Forum Moderators: Robert Charlton & goodroi

Message Too Old, No Replies

Strange cgi parameter issue

         

woodpecker

4:56 pm on Jan 9, 2014 (gmt 0)

10+ Year Member



Hi folks,

Something strange going on with Google and cgi parameters on our site, we have pages with 10 products on each page which are paginated in this format:-

/product/red?page=1
/product/red?page=2

Google sent a message about many duplicate pages, when I looked into it its been indexing pages with page numbers way above pages that should exist, its like its been trying different page numbers itself, indexing them then complaining the content looks duplicated, for example I found cases where the is only page=1 and page=2 linked but its indexed loads of almost blank pages up to page=290

There are no links on the site that spiders can follow with these high page numbers any idea what's going on?

rainborick

5:53 pm on Jan 9, 2014 (gmt 0)

WebmasterWorld Senior Member 10+ Year Member Top Contributors Of The Month



While Google does sometimes attempt to create test URLs in situations like yours, the odds are that Google discovered these URLs on your site somehow, whether you intended it or not. It happened to me when I installed a new paging system on a site a while back without adequately testing it.

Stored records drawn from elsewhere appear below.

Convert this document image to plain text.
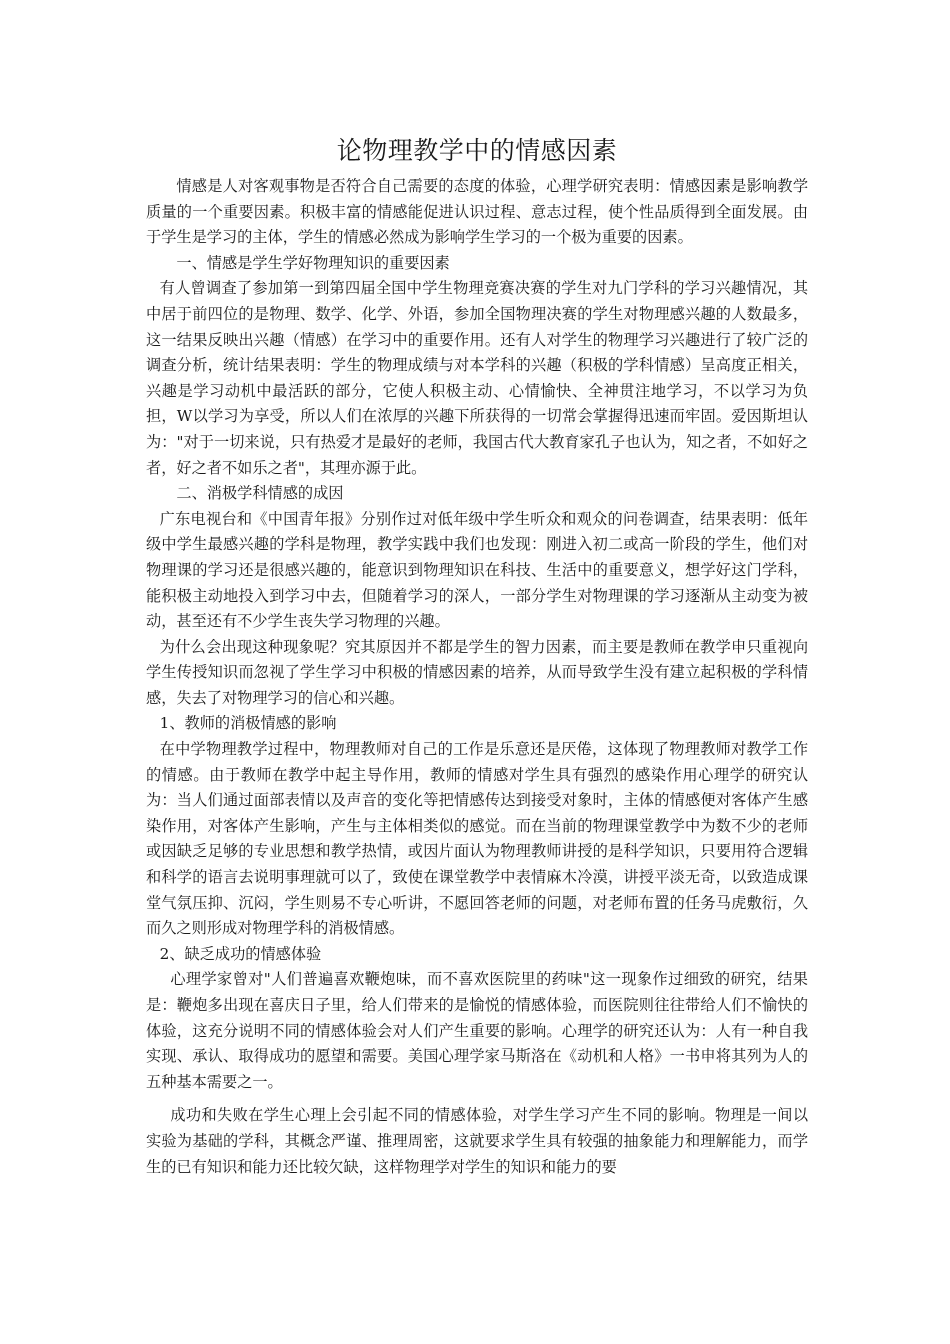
论物理教学中的情感因素

情感是人对客观事物是否符合自己需要的态度的体验，心理学研究表明：情感因素是影响教学质量的一个重要因素。积极丰富的情感能促进认识过程、意志过程，使个性品质得到全面发展。由于学生是学习的主体，学生的情感必然成为影响学生学习的一个极为重要的因素。

一、情感是学生学好物理知识的重要因素

有人曾调查了参加第一到第四届全国中学生物理竞赛决赛的学生对九门学科的学习兴趣情况，其中居于前四位的是物理、数学、化学、外语，参加全国物理决赛的学生对物理感兴趣的人数最多，这一结果反映出兴趣（情感）在学习中的重要作用。还有人对学生的物理学习兴趣进行了较广泛的调查分析，统计结果表明：学生的物理成绩与对本学科的兴趣（积极的学科情感）呈高度正相关，兴趣是学习动机中最活跃的部分，它使人积极主动、心情愉快、全神贯注地学习，不以学习为负担，W以学习为享受，所以人们在浓厚的兴趣下所获得的一切常会掌握得迅速而牢固。爱因斯坦认为："对于一切来说，只有热爱才是最好的老师，我国古代大教育家孔子也认为，知之者，不如好之者，好之者不如乐之者"，其理亦源于此。

二、消极学科情感的成因

广东电视台和《中国青年报》分别作过对低年级中学生听众和观众的问卷调查，结果表明：低年级中学生最感兴趣的学科是物理，教学实践中我们也发现：刚进入初二或高一阶段的学生，他们对物理课的学习还是很感兴趣的，能意识到物理知识在科技、生活中的重要意义，想学好这门学科，能积极主动地投入到学习中去，但随着学习的深人，一部分学生对物理课的学习逐渐从主动变为被动，甚至还有不少学生丧失学习物理的兴趣。

为什么会出现这种现象呢？究其原因并不都是学生的智力因素，而主要是教师在教学申只重视向学生传授知识而忽视了学生学习中积极的情感因素的培养，从而导致学生没有建立起积极的学科情感，失去了对物理学习的信心和兴趣。

1、教师的消极情感的影响

在中学物理教学过程中，物理教师对自己的工作是乐意还是厌倦，这体现了物理教师对教学工作的情感。由于教师在教学中起主导作用，教师的情感对学生具有强烈的感染作用心理学的研究认为：当人们通过面部表情以及声音的变化等把情感传达到接受对象时，主体的情感便对客体产生感染作用，对客体产生影响，产生与主体相类似的感觉。而在当前的物理课堂教学中为数不少的老师或因缺乏足够的专业思想和教学热情，或因片面认为物理教师讲授的是科学知识，只要用符合逻辑和科学的语言去说明事理就可以了，致使在课堂教学中表情麻木冷漠，讲授平淡无奇，以致造成课堂气氛压抑、沉闷，学生则易不专心听讲，不愿回答老师的问题，对老师布置的任务马虎敷衍，久而久之则形成对物理学科的消极情感。

2、缺乏成功的情感体验

心理学家曾对"人们普遍喜欢鞭炮味，而不喜欢医院里的药味"这一现象作过细致的研究，结果是：鞭炮多出现在喜庆日子里，给人们带来的是愉悦的情感体验，而医院则往往带给人们不愉快的体验，这充分说明不同的情感体验会对人们产生重要的影响。心理学的研究还认为：人有一种自我实现、承认、取得成功的愿望和需要。美国心理学家马斯洛在《动机和人格》一书申将其列为人的五种基本需要之一。

成功和失败在学生心理上会引起不同的情感体验，对学生学习产生不同的影响。物理是一间以实验为基础的学科，其概念严谨、推理周密，这就要求学生具有较强的抽象能力和理解能力，而学生的已有知识和能力还比较欠缺，这样物理学对学生的知识和能力的要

The first thing you need to do is to make sure that your site returns a 404 response when an invalid or illegal parameter is encountered so that Google never finds any content when they do try to crawl with such URLs.

The second thing you need to do is to do some extensive testing to make absolutely sure that your site isn't creating these invalid page parameters. Link checking tools like Xenu Link Sleuth can test your site for invalid links like these. Another simple method is to actually test one of these bad URLs with a mid-range page number in your browser to see if the resulting page includes additional links with invalid page parameters. That can help you track down the source of any problem. Good luck!

phranque

6:19 am on Jan 10, 2014 (gmt 0)

WebmasterWorld Administrator 10+ Year Member Top Contributors Of The Month



There are no links on the site that spiders can follow...

what does that qualification mean?
are you assuming the spider renders javascript, for example?

woodpecker

9:09 am on Jan 10, 2014 (gmt 0)

10+ Year Member



Thanks for the replies, the site does generate a page whatever the cgi page parameter is set to, so if there are only 2 pages and page=3 is set in the url, a dynamic page is still generated but it only has a menu, because its dynamic though there could be some times when there are 100 valid pages but others when there's only 1 page, I'm not sure how I can return a 404 dynamically?

I have tried testing with invalid page numbers, although a page is generated no invalid links are generated.

In response to phranque, what I mean is there are no hyperlinks generated with these urls where the page is invalid, so I'm not sure why Google is indexing them.

Any ideas?

aakk9999

1:44 pm on Jan 10, 2014 (gmt 0)

WebmasterWorld Senior Member 10+ Year Member Top Contributors Of The Month



I'm not sure how I can return a 404 dynamically?

You should read the database first (before sending headers or rendering any page content), to check if any rows are returned for your query where page number = x. If the query result set = zero, then send 404 headers and do not render the page.

woodpecker

3:41 pm on Jan 10, 2014 (gmt 0)

10+ Year Member



Yes you're right, I think I am rendering the page template before the query which is not good, as a temporary fix I have done a 301 bounce to the index page if the page number is invalid but the bounce is after the template is rendered, is that a good idea while I sort it properly?

aakk9999

1:27 am on Jan 11, 2014 (gmt 0)

WebmasterWorld Senior Member 10+ Year Member Top Contributors Of The Month



Not a good idea - Google will treat this as "Soft 404". I would take it out as soon as possible.

It is always better to do one proper fix then intermediate half fixes which can introduce their own problems.

lucy24

2:08 am on Jan 11, 2014 (gmt 0)

WebmasterWorld Senior Member 10+ Year Member Top Contributors Of The Month



the bounce is after the template is rendered

Ugh, that makes me think of another recent thread in which the 301 response wasn't getting read as intended. One of the very few things I know about server-side dynamic pages is that the numerical response (301, 404, whatever) has to be sent out before any content at all has been sent. Not so much as a stray line break in the text editor, or you're sunk. There's a cgi equivalent to output buffering, isn't there?